-Tía, léeme el libro-. Me dice mi sobrina de dos años, mientras me entrega un libro que le he leído infinidad de veces.1
-Solette, ahorita que coma. Acabo de llegar del trabajo y tengo hambre- le digo.
-No tía, primero léeme- Insiste.
-Sol, tengo hambre.
-No, tía. Primero el libro.
-¿Es que tú crees que sólo sirvo para leer?
-Sí, tía.
-Ja, ja, ja- me río y le pregunto -¿por qué te gusta tanto ese libro?
-Ay, tía, porque la muñeca se parece a mí… es negrita, así como yo- me respondió, como si su respuesta fuera obvia.
Este momento con mi sobrinita, a la que solíamos leerle desde que estaba en el vientre materno y ama los libros tanto como yo, me regresó a mi infancia y a reconocer que en todos los libros que leí en esa etapa, nunca vi un personaje que se pareciera a mí. Asimismo, me hizo replantear el trabajo que llevaba realizando desde hacía 12 años como promotora y animadora de lectura y escritura en Colombia, Brasil, Chile y México.
En toda mi vida laboral en torno a la literatura, siempre estuve rodeada de personas afrodescendientes a las que intentaba inculcar el hábito de leer por placer, pero nunca me había planteado la necesidad de presentarles libros que les permitieran referenciarse dentro de la historia y los personajes.
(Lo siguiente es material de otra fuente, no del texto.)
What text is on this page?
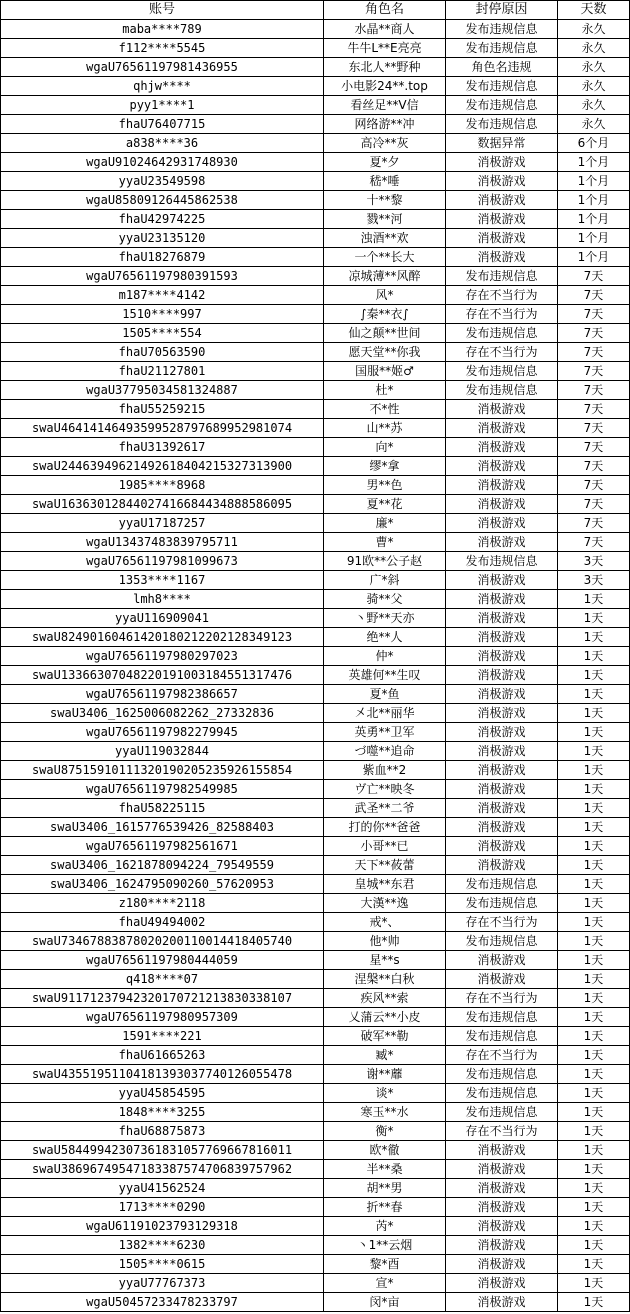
账号	角色名	封停原因	天数
maba****789	水晶**商人	发布违规信息	永久
f112****5545	牛牛L**E亮亮	发布违规信息	永久
wgaU76561197981436955	东北人**野种	角色名违规	永久
qhjw****	小电影24**.top	发布违规信息	永久
pyy1****1	看丝足**V信	发布违规信息	永久
fhaU76407715	网络游**冲	发布违规信息	永久
a838****36	高冷**灰	数据异常	6个月
wgaU91024642931748930	夏*夕	消极游戏	1个月
yyaU23549598	嵇*唾	消极游戏	1个月
wgaU85809126445862538	十**黎	消极游戏	1个月
fhaU42974225	戮**河	消极游戏	1个月
yyaU23135120	浊酒**欢	消极游戏	1个月
fhaU18276879	一个**长大	消极游戏	1个月
wgaU76561197980391593	凉城薄**风醉	发布违规信息	7天
m187****4142	风*	存在不当行为	7天
1510****997	∫秦**衣∫	存在不当行为	7天
1505****554	仙之颠**世间	发布违规信息	7天
fhaU70563590	愿天堂**你我	存在不当行为	7天
fhaU21127801	国服**姬♂	发布违规信息	7天
wgaU37795034581324887	杜*	发布违规信息	7天
fhaU55259215	不*性	消极游戏	7天
swaU46414146493599528797689952981074	山**苏	消极游戏	7天
fhaU31392617	向*	消极游戏	7天
swaU24463949621492618404215327313900	缪*拿	消极游戏	7天
1985****8968	男**色	消极游戏	7天
swaU16363012844027416684434888586095	夏**花	消极游戏	7天
yyaU17187257	廉*	消极游戏	7天
wgaU13437483839795711	曹*	消极游戏	7天
wgaU76561197981099673	91欧**公子赵	发布违规信息	3天
1353****1167	广*斜	消极游戏	3天
lmh8****	骑**父	消极游戏	1天
yyaU116909041	丶野**天亦	消极游戏	1天
swaU82490160461420180212202128349123	绝**人	消极游戏	1天
wgaU76561197980297023	仲*	消极游戏	1天
swaU13366307048220191003184551317476	英雄何**生叹	消极游戏	1天
wgaU76561197982386657	夏*鱼	消极游戏	1天
swaU3406_1625006082262_27332836	㐅北**丽华	消极游戏	1天
wgaU76561197982279945	英勇**卫军	消极游戏	1天
yyaU119032844	づ噬**追命	消极游戏	1天
swaU87515910111320190205235926155854	紫血**2	消极游戏	1天
wgaU76561197982549985	ヴ亡**映冬	消极游戏	1天
fhaU58225115	武圣**二爷	消极游戏	1天
swaU3406_1615776539426_82588403	打的你**爸爸	消极游戏	1天
wgaU76561197982561671	小哥**已	消极游戏	1天
swaU3406_1621878094224_79549559	天下**莜蕾	消极游戏	1天
swaU3406_1624795090260_57620953	皇城**东君	发布违规信息	1天
z180****2118	大漢**逸	发布违规信息	1天
fhaU49494002	戒*、	存在不当行为	1天
swaU73467883878020200110014418405740	他*帅	发布违规信息	1天
wgaU76561197980444059	星**s	消极游戏	1天
q418****07	涅槃**白秋	消极游戏	1天
swaU91171237942320170721213830338107	疾风**索	存在不当行为	1天
wgaU76561197980957309	乂蒲云**小皮	发布违规信息	1天
1591****221	破军**勒	发布违规信息	1天
fhaU61665263	臧*	存在不当行为	1天
swaU43551951104181393037740126055478	谢**蘼	发布违规信息	1天
yyaU45854595	谈*	发布违规信息	1天
1848****3255	寒玉**水	发布违规信息	1天
fhaU68875873	衡*	存在不当行为	1天
swaU58449942307361831057769667816011	欧*徹	消极游戏	1天
swaU38696749547183387574706839757962	半**桑	消极游戏	1天
yyaU41562524	胡**男	消极游戏	1天
1713****0290	折**春	消极游戏	1天
wgaU61191023793129318	芮*	消极游戏	1天
1382****6230	丶1**云烟	消极游戏	1天
1505****0615	黎*酉	消极游戏	1天
yyaU77767373	宣*	消极游戏	1天
wgaU50457233478233797	闵*亩	消极游戏	1天
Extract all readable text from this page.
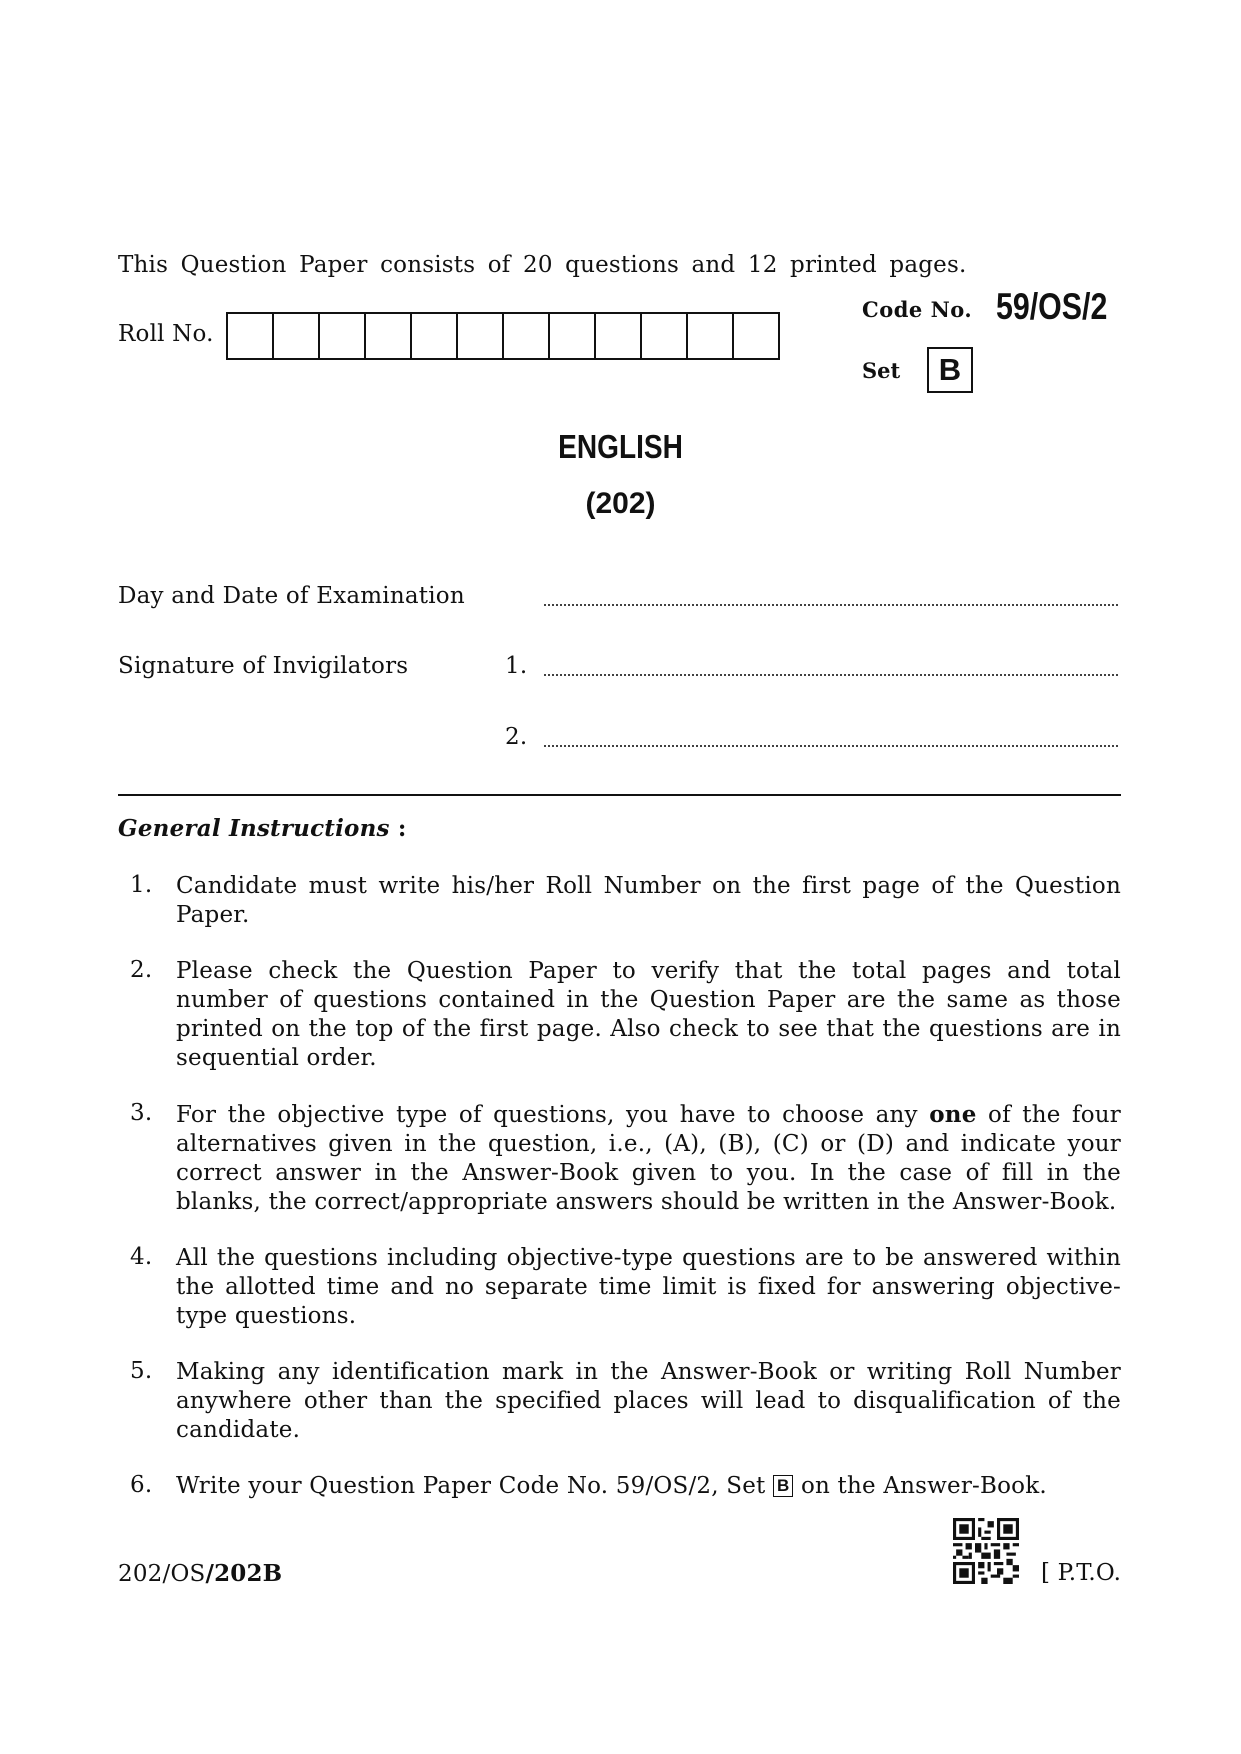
This Question Paper consists of 20 questions and 12 printed pages.
Roll No.
Code No. 59/OS/2
Set	B
ENGLISH
(202)
Day and Date of Examination
Signature of Invigilators	1.
2.
General Instructions :
1.	Candidate must write his/her Roll Number on the first page of the Question Paper.
2.	Please check the Question Paper to verify that the total pages and total number of questions contained in the Question Paper are the same as those printed on the top of the first page. Also check to see that the questions are in sequential order.
3.	For the objective type of questions, you have to choose any one of the four alternatives given in the question, i.e., (A), (B), (C) or (D) and indicate your correct answer in the Answer-Book given to you. In the case of fill in the blanks, the correct/appropriate answers should be written in the Answer-Book.
4.	All the questions including objective-type questions are to be answered within the allotted time and no separate time limit is fixed for answering objective-type questions.
5.	Making any identification mark in the Answer-Book or writing Roll Number anywhere other than the specified places will lead to disqualification of the candidate.
6.	Write your Question Paper Code No. 59/OS/2, Set B on the Answer-Book.
202/OS/202B	[ P.T.O.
Ese 2017, el año en que Solette me interpela, yo me desempeñaba como directora de la Megabiblioteca Juan José Nieto, nombrada así en honor al único presidente afrodescendiente que ha tenido Colombia (1804-1866), y cuyo retrato fue enviado a París para aclarar su tono de piel y “afinar” sus facciones. Un proceso de blanqueamiento que durante años borró su tez negra de la historia de la política nacional.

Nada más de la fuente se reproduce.